6. ‘Not great, Bob!’
Watching the misfortunes of Pete is one of the obvious highlights of the series, especially with actor Vincent Kartheiser’s brilliant comic timing and delivery. His greeting to nemesis Bob Benson in the company elevator is the most perfect delivery of three syllables in the series.
7. Roger gets to fire Burt for the second time
Head accounts man Roger is a horrible and selfish son of a bitch, but he’s also awfully charming and funny, and he loves his job. Especially when that job involves getting rid of somebody he doesn't like.
His second chance to fire Burt Peterson is his finest moment as a likeable asshole, especially because Burt is an even bigger jerk who deserves all the derision he gets (see also: the ongoing humiliations of Harry Crane).
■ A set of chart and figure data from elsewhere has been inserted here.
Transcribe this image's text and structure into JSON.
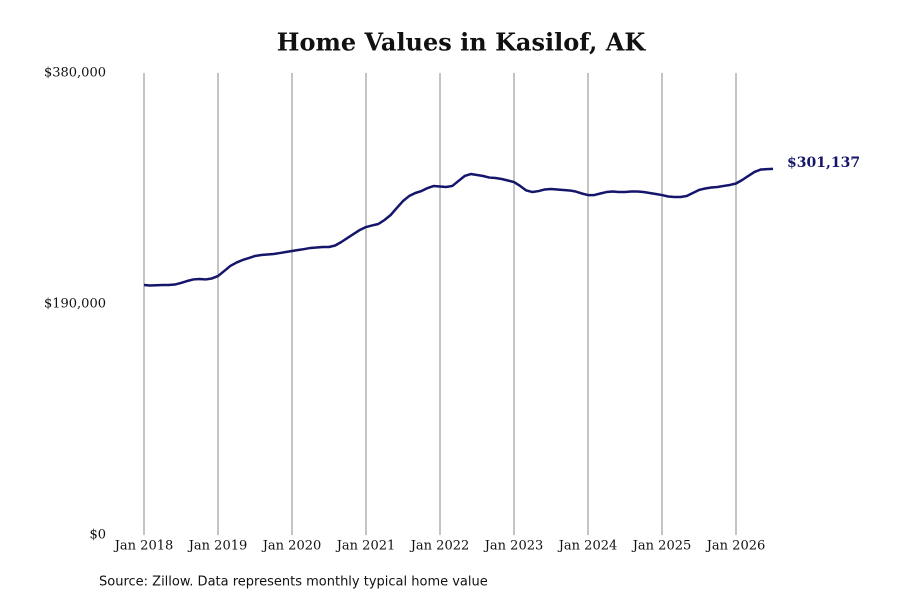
{
  "chart_data": {
    "type": "line",
    "title": "Home Values in Kasilof, AK",
    "source": "Source: Zillow. Data represents monthly typical home value",
    "x": [
      "2018-01",
      "2018-02",
      "2018-03",
      "2018-04",
      "2018-05",
      "2018-06",
      "2018-07",
      "2018-08",
      "2018-09",
      "2018-10",
      "2018-11",
      "2018-12",
      "2019-01",
      "2019-02",
      "2019-03",
      "2019-04",
      "2019-05",
      "2019-06",
      "2019-07",
      "2019-08",
      "2019-09",
      "2019-10",
      "2019-11",
      "2019-12",
      "2020-01",
      "2020-02",
      "2020-03",
      "2020-04",
      "2020-05",
      "2020-06",
      "2020-07",
      "2020-08",
      "2020-09",
      "2020-10",
      "2020-11",
      "2020-12",
      "2021-01",
      "2021-02",
      "2021-03",
      "2021-04",
      "2021-05",
      "2021-06",
      "2021-07",
      "2021-08",
      "2021-09",
      "2021-10",
      "2021-11",
      "2021-12",
      "2022-01",
      "2022-02",
      "2022-03",
      "2022-04",
      "2022-05",
      "2022-06",
      "2022-07",
      "2022-08",
      "2022-09",
      "2022-10",
      "2022-11",
      "2022-12",
      "2023-01",
      "2023-02",
      "2023-03",
      "2023-04",
      "2023-05",
      "2023-06",
      "2023-07",
      "2023-08",
      "2023-09",
      "2023-10",
      "2023-11",
      "2023-12",
      "2024-01",
      "2024-02",
      "2024-03",
      "2024-04",
      "2024-05",
      "2024-06",
      "2024-07",
      "2024-08",
      "2024-09",
      "2024-10",
      "2024-11",
      "2024-12",
      "2025-01",
      "2025-02",
      "2025-03",
      "2025-04",
      "2025-05",
      "2025-06",
      "2025-07",
      "2025-08",
      "2025-09",
      "2025-10",
      "2025-11",
      "2025-12",
      "2026-01",
      "2026-02",
      "2026-03",
      "2026-04",
      "2026-05",
      "2026-06",
      "2026-07"
    ],
    "values": [
      205600,
      205200,
      205400,
      205600,
      205600,
      206000,
      207300,
      208900,
      210200,
      210600,
      210200,
      211000,
      213000,
      217100,
      221300,
      224100,
      226200,
      227800,
      229500,
      230300,
      230700,
      231100,
      231900,
      232800,
      233600,
      234400,
      235200,
      236100,
      236500,
      236900,
      236900,
      238100,
      241000,
      244300,
      247600,
      250900,
      253300,
      254600,
      255800,
      259100,
      263200,
      269000,
      274700,
      278800,
      281300,
      282900,
      285400,
      287100,
      286600,
      286200,
      287100,
      291200,
      295300,
      296900,
      296100,
      295300,
      294000,
      293600,
      292800,
      291600,
      290300,
      287100,
      283400,
      282100,
      282900,
      284200,
      284600,
      284200,
      283800,
      283400,
      282500,
      280900,
      279600,
      279600,
      280900,
      282100,
      282500,
      282100,
      282100,
      282500,
      282500,
      282100,
      281300,
      280500,
      279600,
      278400,
      278000,
      278000,
      278800,
      281300,
      283800,
      285000,
      285800,
      286200,
      287100,
      287900,
      289100,
      292000,
      295300,
      298600,
      300600,
      300900,
      301137
    ],
    "value_labels": [
      null,
      null,
      null,
      null,
      null,
      null,
      null,
      null,
      null,
      null,
      null,
      null,
      null,
      null,
      null,
      null,
      null,
      null,
      null,
      null,
      null,
      null,
      null,
      null,
      null,
      null,
      null,
      null,
      null,
      null,
      null,
      null,
      null,
      null,
      null,
      null,
      null,
      null,
      null,
      null,
      null,
      null,
      null,
      null,
      null,
      null,
      null,
      null,
      null,
      null,
      null,
      null,
      null,
      null,
      null,
      null,
      null,
      null,
      null,
      null,
      null,
      null,
      null,
      null,
      null,
      null,
      null,
      null,
      null,
      null,
      null,
      null,
      null,
      null,
      null,
      null,
      null,
      null,
      null,
      null,
      null,
      null,
      null,
      null,
      null,
      null,
      null,
      null,
      null,
      null,
      null,
      null,
      null,
      null,
      null,
      null,
      null,
      null,
      null,
      null,
      null,
      null,
      "$301,137"
    ],
    "color": "#15156b",
    "ylim": [
      0,
      380000
    ],
    "yticks": [
      {
        "value": 0,
        "label": "$0"
      },
      {
        "value": 190000,
        "label": "$190,000"
      },
      {
        "value": 380000,
        "label": "$380,000"
      }
    ],
    "xticks": [
      {
        "value": "2018-01",
        "label": "Jan 2018"
      },
      {
        "value": "2019-01",
        "label": "Jan 2019"
      },
      {
        "value": "2020-01",
        "label": "Jan 2020"
      },
      {
        "value": "2021-01",
        "label": "Jan 2021"
      },
      {
        "value": "2022-01",
        "label": "Jan 2022"
      },
      {
        "value": "2023-01",
        "label": "Jan 2023"
      },
      {
        "value": "2024-01",
        "label": "Jan 2024"
      },
      {
        "value": "2025-01",
        "label": "Jan 2025"
      },
      {
        "value": "2026-01",
        "label": "Jan 2026"
      }
    ],
    "grid": "x"
  }
}
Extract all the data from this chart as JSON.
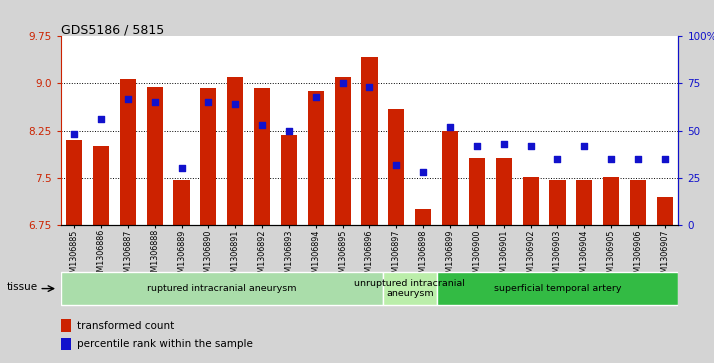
{
  "title": "GDS5186 / 5815",
  "samples": [
    "GSM1306885",
    "GSM1306886",
    "GSM1306887",
    "GSM1306888",
    "GSM1306889",
    "GSM1306890",
    "GSM1306891",
    "GSM1306892",
    "GSM1306893",
    "GSM1306894",
    "GSM1306895",
    "GSM1306896",
    "GSM1306897",
    "GSM1306898",
    "GSM1306899",
    "GSM1306900",
    "GSM1306901",
    "GSM1306902",
    "GSM1306903",
    "GSM1306904",
    "GSM1306905",
    "GSM1306906",
    "GSM1306907"
  ],
  "transformed_count": [
    8.1,
    8.0,
    9.07,
    8.95,
    7.46,
    8.93,
    9.1,
    8.93,
    8.18,
    8.88,
    9.1,
    9.42,
    8.6,
    7.0,
    8.25,
    7.82,
    7.82,
    7.52,
    7.47,
    7.47,
    7.52,
    7.47,
    7.2
  ],
  "percentile_rank": [
    48,
    56,
    67,
    65,
    30,
    65,
    64,
    53,
    50,
    68,
    75,
    73,
    32,
    28,
    52,
    42,
    43,
    42,
    35,
    42,
    35,
    35,
    35
  ],
  "ylim_left": [
    6.75,
    9.75
  ],
  "ylim_right": [
    0,
    100
  ],
  "yticks_left": [
    6.75,
    7.5,
    8.25,
    9.0,
    9.75
  ],
  "yticks_right": [
    0,
    25,
    50,
    75,
    100
  ],
  "ytick_labels_right": [
    "0",
    "25",
    "50",
    "75",
    "100%"
  ],
  "bar_color": "#cc2200",
  "scatter_color": "#1111cc",
  "background_color": "#d4d4d4",
  "plot_bg_color": "#ffffff",
  "groups": [
    {
      "label": "ruptured intracranial aneurysm",
      "start": 0,
      "end": 12,
      "color": "#aaddaa"
    },
    {
      "label": "unruptured intracranial\naneurysm",
      "start": 12,
      "end": 14,
      "color": "#bbeeaa"
    },
    {
      "label": "superficial temporal artery",
      "start": 14,
      "end": 23,
      "color": "#33bb44"
    }
  ],
  "tissue_label": "tissue",
  "legend_bar_label": "transformed count",
  "legend_scatter_label": "percentile rank within the sample",
  "figsize": [
    7.14,
    3.63
  ],
  "dpi": 100
}
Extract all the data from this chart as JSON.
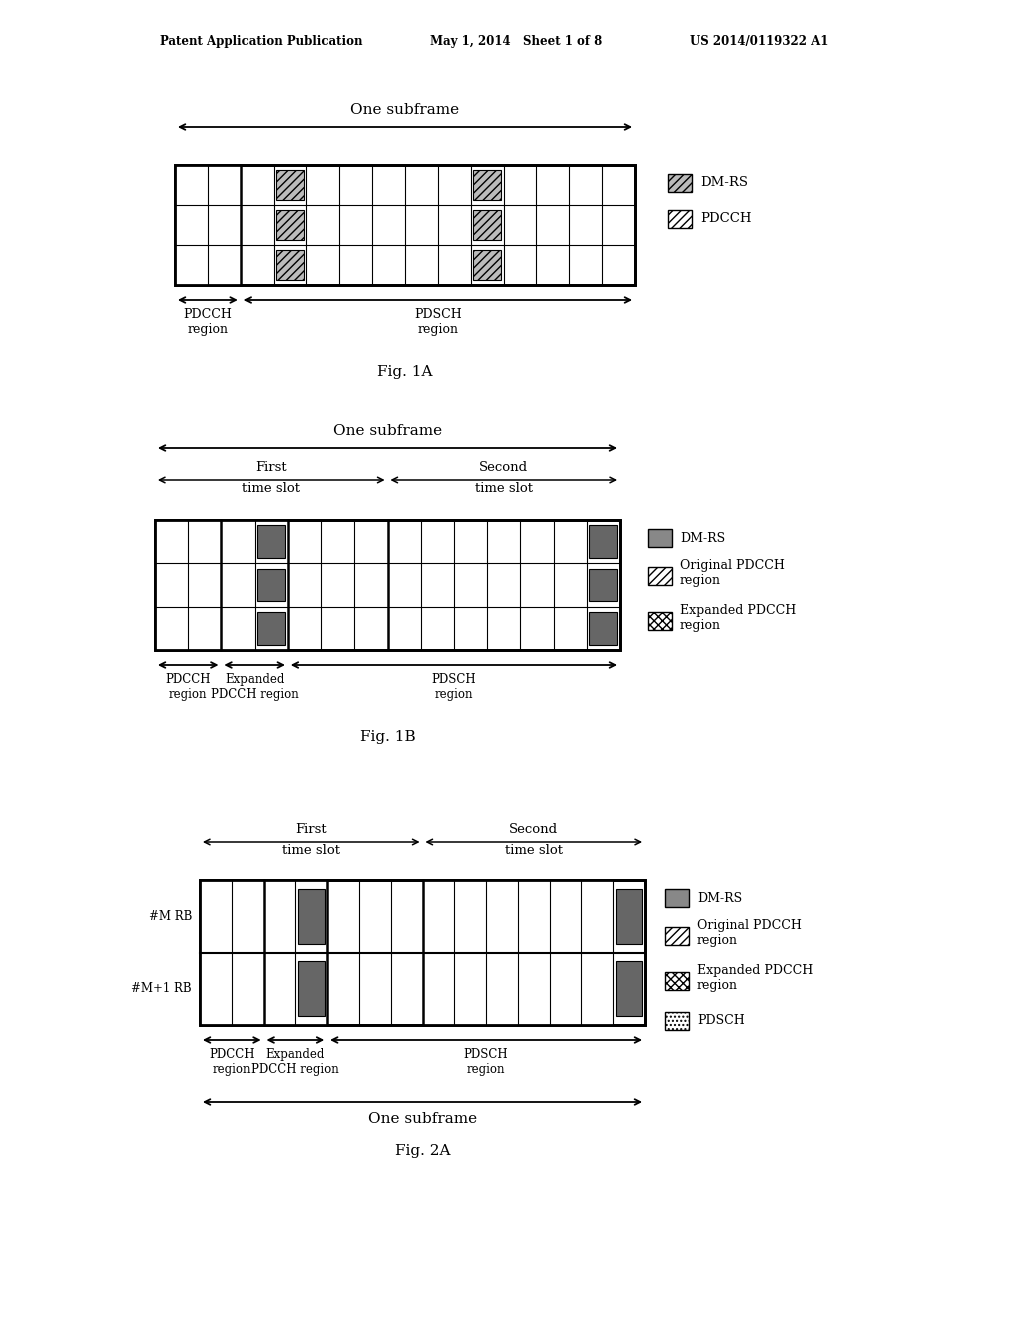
{
  "bg_color": "#ffffff",
  "header_text1": "Patent Application Publication",
  "header_text2": "May 1, 2014   Sheet 1 of 8",
  "header_text3": "US 2014/0119322 A1",
  "fig1a": {
    "figcap": "Fig. 1A",
    "title": "One subframe",
    "ncols": 14,
    "pdcch_cols": 2,
    "nrows": 3,
    "dmrs_col_slot1": 3,
    "dmrs_col_slot2": 9,
    "legend": [
      "DM-RS",
      "PDCCH"
    ],
    "bottom_labels": [
      "PDCCH\nregion",
      "PDSCH\nregion"
    ]
  },
  "fig1b": {
    "figcap": "Fig. 1B",
    "title": "One subframe",
    "ncols": 14,
    "pdcch_cols": 2,
    "exp_cols": 2,
    "nrows": 3,
    "dmrs_col_slot1": 3,
    "dmrs_col_slot2": 13,
    "legend": [
      "DM-RS",
      "Original PDCCH\nregion",
      "Expanded PDCCH\nregion"
    ],
    "bottom_labels": [
      "PDCCH\nregion",
      "Expanded\nPDCCH region",
      "PDSCH\nregion"
    ]
  },
  "fig2a": {
    "figcap": "Fig. 2A",
    "title": "One subframe",
    "ncols": 14,
    "pdcch_cols": 2,
    "exp_cols": 2,
    "nrows": 2,
    "dmrs_col_slot1": 3,
    "dmrs_col_slot2": 13,
    "row_labels": [
      "#M RB",
      "#M+1 RB"
    ],
    "legend": [
      "DM-RS",
      "Original PDCCH\nregion",
      "Expanded PDCCH\nregion",
      "PDSCH"
    ],
    "bottom_labels": [
      "PDCCH\nregion",
      "Expanded\nPDCCH region",
      "PDSCH\nregion"
    ]
  }
}
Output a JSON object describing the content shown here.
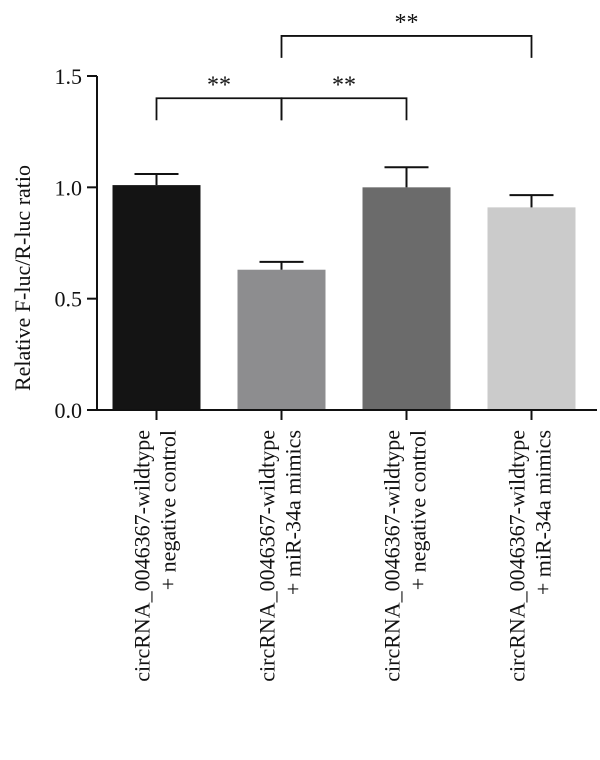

It's not so charming when Roger has to do it to somebody the audience actually likes, like Ken in the new series, but sometimes his evil is put to good use.
8. Sealed with a kiss
It might have been a platonic love story, but by season five, Peggy had had enough of Don's dramas, - especially when he's throwing money at her - and left the agency just as it had its first major triumph.
Don could have been a total dick about it when she tells him, but when she offers her hand to shake their goodbyes, he kisses it, and lets her go, and spends the rest of the series trying to get her back.
9. Any time Don Draper is left alone
Don Draper is the neediest character on TV, even though he always consciously destroys the things he actually gets. While he hates being alone, he is often left stranded at bars, and restaurants, and his apartment balcony, and on the sofa in the office, and he always looks like he has the pressure of all existence bearing down on him, a self-loathing existential weight that shows in the tiniest gestures.
Fun fact: Jon Hamm has never won an Emmy for his performance.
10. Family dinner
The most recent episodes from last year were another stunning run, with magnificent moments like Don/Peggy's long-coming slow dance, or Burt Cooper's elegent side-shuffle off this mortal coil, or this moment, where these three people – who have all done horrible things to each other – can sit down and have a meal together.
They're all without family, so they make do with what they have, and Pete is the kid, of course. They've made a touchingly human connection, one that is usually hidden by advertising and artifice. It's Mad Men at its best, and the promise of more of that to come over the next two months is wonderful.